Supreme Court Oral Argument in Environmental Cases

October 06, 2008 | By PACIFIC LEGAL FOUNDATION

On Wednesday, the U.S. Supreme Court will hear oral arguments in Winter v. Natural Resources Defense Council, the government’s appeal of a Ninth Circuit injunction of certain military training exercises. Several environmentalist groups contended, and the Ninth Circuit agreed, that the Navy’s sonar training—designed to detect silent nuclear powered submarines of the type possessed by several hostile nations—potentially could result in harm to marine mammals.

While the general issue of national security versus species protection will garner the headlines, the Court will hear arguments on an issue of much broader applicability. In the thirty years since the Supreme Court’s decision in TVA v. Hill, federal courts presented with ESA cases have been quick to enjoin activities potentially harmful to protected species regardless of the competing costs of the injunction. That is, while the traditional principles of injunctive relief require a court to "balance the harms" as between competing interests in an injunction, ESA cases tip the scales so heavily to the species that virtually nothing on the other side of the scale—economic loss, property rights, national security—functionally matters. There is nothing in the ESA itself to recommend such a result, and PLF’s amicus brief in Winter argues that the Supreme Court should use this case to restore a proper and common-sense balance.

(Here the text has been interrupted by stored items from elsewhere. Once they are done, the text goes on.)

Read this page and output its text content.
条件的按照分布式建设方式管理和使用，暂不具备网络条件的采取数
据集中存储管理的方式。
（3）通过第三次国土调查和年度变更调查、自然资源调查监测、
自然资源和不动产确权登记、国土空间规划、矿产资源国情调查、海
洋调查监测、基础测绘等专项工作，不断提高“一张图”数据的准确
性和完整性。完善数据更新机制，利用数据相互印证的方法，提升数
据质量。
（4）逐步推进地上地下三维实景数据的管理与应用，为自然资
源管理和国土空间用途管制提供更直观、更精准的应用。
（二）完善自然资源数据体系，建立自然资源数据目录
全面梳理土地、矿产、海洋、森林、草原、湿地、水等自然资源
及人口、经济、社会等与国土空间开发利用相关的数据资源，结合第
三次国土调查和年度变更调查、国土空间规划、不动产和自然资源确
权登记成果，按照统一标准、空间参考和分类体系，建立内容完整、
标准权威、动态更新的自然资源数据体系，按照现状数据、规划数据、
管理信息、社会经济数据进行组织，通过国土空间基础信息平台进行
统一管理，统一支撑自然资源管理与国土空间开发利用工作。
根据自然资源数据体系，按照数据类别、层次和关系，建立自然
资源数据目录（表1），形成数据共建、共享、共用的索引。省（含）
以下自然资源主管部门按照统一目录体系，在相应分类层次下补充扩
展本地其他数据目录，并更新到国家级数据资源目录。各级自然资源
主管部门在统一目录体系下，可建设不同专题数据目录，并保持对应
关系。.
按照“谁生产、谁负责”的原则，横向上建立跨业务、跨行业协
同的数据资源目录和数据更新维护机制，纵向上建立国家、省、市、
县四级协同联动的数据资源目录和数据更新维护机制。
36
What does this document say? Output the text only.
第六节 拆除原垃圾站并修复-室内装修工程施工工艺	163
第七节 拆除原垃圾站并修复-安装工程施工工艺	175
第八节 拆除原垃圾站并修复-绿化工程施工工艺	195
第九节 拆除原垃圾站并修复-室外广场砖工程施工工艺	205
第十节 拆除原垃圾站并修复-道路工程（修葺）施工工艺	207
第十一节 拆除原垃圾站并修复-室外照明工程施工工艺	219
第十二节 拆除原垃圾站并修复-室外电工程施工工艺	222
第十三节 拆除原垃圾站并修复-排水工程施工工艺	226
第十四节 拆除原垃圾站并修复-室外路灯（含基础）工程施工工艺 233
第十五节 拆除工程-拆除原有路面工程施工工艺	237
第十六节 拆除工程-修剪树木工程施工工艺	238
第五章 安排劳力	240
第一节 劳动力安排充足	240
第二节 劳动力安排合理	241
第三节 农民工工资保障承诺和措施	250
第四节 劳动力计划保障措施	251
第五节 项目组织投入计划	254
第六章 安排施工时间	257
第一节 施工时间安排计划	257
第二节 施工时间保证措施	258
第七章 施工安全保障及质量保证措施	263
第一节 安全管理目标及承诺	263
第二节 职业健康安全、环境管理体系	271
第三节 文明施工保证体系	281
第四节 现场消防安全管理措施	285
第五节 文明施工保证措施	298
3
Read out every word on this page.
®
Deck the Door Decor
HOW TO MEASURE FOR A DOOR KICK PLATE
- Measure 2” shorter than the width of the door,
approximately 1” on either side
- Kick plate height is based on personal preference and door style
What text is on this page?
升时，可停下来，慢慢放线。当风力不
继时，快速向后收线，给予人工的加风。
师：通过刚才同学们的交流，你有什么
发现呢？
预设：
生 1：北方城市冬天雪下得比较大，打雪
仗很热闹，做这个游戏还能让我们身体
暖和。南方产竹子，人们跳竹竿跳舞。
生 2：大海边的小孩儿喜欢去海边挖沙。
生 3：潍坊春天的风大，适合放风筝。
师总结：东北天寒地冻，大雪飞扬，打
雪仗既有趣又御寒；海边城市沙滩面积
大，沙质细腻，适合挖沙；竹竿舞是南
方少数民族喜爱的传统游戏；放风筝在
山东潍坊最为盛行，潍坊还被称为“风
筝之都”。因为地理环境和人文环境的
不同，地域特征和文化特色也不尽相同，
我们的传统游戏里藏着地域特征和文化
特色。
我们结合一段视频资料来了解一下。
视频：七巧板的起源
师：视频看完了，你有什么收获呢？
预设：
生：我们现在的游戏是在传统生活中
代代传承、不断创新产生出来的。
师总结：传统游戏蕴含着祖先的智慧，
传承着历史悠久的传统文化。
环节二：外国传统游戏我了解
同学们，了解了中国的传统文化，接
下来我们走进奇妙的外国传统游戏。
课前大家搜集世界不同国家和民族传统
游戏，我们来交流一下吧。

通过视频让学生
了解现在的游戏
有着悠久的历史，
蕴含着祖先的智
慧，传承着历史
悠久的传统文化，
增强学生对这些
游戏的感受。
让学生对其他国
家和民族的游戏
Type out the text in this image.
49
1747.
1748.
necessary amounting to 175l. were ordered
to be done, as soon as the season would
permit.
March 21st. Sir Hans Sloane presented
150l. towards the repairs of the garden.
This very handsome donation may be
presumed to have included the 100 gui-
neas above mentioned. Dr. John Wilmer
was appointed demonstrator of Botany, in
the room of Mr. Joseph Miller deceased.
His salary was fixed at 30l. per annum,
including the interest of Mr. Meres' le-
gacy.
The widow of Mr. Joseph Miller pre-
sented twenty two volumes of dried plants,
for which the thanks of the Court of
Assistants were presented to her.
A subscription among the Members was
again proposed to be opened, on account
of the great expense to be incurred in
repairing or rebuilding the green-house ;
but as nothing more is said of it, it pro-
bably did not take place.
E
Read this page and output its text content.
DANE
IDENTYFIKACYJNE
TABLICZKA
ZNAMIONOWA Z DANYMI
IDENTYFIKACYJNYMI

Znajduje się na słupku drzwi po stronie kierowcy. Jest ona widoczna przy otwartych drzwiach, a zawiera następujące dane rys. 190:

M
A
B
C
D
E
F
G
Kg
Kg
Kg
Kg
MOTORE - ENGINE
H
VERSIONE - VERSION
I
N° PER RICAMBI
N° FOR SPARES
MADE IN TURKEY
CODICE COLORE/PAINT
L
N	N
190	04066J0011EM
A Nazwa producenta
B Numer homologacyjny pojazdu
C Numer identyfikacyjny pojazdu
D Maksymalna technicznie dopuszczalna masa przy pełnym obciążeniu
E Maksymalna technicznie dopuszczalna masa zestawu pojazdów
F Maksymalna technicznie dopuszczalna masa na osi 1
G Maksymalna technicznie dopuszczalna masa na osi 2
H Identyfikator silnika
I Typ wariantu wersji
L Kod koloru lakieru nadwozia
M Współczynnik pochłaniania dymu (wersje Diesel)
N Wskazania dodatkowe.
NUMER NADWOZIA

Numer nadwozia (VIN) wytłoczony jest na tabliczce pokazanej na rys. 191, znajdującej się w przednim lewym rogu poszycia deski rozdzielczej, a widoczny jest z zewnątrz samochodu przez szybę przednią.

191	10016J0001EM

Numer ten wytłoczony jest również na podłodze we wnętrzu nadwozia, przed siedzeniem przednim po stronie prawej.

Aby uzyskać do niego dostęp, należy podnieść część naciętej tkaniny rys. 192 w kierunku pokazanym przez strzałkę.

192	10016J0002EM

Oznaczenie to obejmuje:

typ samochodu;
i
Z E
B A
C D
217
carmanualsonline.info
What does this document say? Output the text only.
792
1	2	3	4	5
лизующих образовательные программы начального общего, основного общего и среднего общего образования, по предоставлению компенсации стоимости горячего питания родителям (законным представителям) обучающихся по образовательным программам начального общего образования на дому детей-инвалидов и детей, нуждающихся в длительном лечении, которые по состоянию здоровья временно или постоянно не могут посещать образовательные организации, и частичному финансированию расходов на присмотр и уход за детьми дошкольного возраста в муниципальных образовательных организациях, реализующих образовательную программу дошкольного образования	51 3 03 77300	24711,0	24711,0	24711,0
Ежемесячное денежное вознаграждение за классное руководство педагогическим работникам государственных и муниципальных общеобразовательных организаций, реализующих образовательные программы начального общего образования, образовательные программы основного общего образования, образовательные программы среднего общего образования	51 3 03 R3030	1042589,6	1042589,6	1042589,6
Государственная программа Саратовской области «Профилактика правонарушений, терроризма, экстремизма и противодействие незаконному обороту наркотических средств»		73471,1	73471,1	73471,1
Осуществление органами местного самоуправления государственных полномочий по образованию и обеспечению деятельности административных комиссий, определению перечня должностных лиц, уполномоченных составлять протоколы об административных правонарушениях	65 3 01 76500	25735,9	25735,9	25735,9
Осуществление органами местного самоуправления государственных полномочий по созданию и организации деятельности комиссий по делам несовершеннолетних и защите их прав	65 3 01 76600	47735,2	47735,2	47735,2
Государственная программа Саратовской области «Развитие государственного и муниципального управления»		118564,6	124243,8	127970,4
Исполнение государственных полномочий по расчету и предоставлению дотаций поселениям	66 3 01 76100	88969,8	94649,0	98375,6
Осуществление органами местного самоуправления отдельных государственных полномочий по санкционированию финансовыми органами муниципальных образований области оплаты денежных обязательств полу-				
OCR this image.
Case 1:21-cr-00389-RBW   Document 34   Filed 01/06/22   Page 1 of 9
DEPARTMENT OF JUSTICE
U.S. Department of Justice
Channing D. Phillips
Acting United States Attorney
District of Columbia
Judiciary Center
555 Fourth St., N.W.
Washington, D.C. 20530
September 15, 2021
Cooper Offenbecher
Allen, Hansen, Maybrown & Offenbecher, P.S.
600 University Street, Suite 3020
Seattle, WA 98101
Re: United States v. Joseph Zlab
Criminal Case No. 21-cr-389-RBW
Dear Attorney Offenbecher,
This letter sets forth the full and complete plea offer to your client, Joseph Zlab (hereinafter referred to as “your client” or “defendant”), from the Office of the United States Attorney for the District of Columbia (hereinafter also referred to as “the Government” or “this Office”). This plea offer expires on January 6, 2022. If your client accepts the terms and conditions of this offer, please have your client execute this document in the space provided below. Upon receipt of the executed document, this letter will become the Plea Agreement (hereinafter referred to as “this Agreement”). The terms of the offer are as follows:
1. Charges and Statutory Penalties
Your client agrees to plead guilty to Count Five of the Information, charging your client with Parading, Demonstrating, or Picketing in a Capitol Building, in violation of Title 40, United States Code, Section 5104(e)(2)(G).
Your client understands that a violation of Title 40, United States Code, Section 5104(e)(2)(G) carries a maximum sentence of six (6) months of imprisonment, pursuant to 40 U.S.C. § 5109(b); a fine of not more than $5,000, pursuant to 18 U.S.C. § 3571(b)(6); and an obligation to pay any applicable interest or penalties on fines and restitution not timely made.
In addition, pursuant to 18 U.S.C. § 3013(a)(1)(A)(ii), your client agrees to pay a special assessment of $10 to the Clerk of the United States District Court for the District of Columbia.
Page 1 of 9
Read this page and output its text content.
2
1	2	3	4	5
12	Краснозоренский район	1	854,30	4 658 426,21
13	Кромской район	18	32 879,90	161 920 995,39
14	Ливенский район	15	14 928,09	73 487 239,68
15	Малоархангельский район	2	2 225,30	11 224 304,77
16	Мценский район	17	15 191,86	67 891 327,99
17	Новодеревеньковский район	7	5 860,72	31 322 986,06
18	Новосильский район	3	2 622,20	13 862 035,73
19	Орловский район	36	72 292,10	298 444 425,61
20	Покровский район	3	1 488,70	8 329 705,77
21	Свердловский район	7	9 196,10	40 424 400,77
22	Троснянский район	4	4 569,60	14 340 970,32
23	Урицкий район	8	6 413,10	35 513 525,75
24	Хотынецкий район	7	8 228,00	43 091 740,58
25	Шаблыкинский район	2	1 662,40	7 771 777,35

Also to be argued on Wednesday is Summers v. Earth Island Institute, another environmental case from the Ninth Circuit. The case concerns a challenge to Forest Service adminstrative regulations that govern the notice and appeal process for forest management decisions. The central issue raised by the case is ripeness: whether, under the Administrative Procedure Act, a plaintiff can seek review of an entire regulation, or whether the right to judicial review is generally limited to the specific agency action in which the challenged regulation is implemented. PLF’s amcius brief argues that the Ninth Circuit reached the right result on the ripeness issue. A decision from the Supreme Court going the other way—precluding most facial challenges to agency regulations—would seriously undercut the ability of public interest groups to obtain adequate judicial review.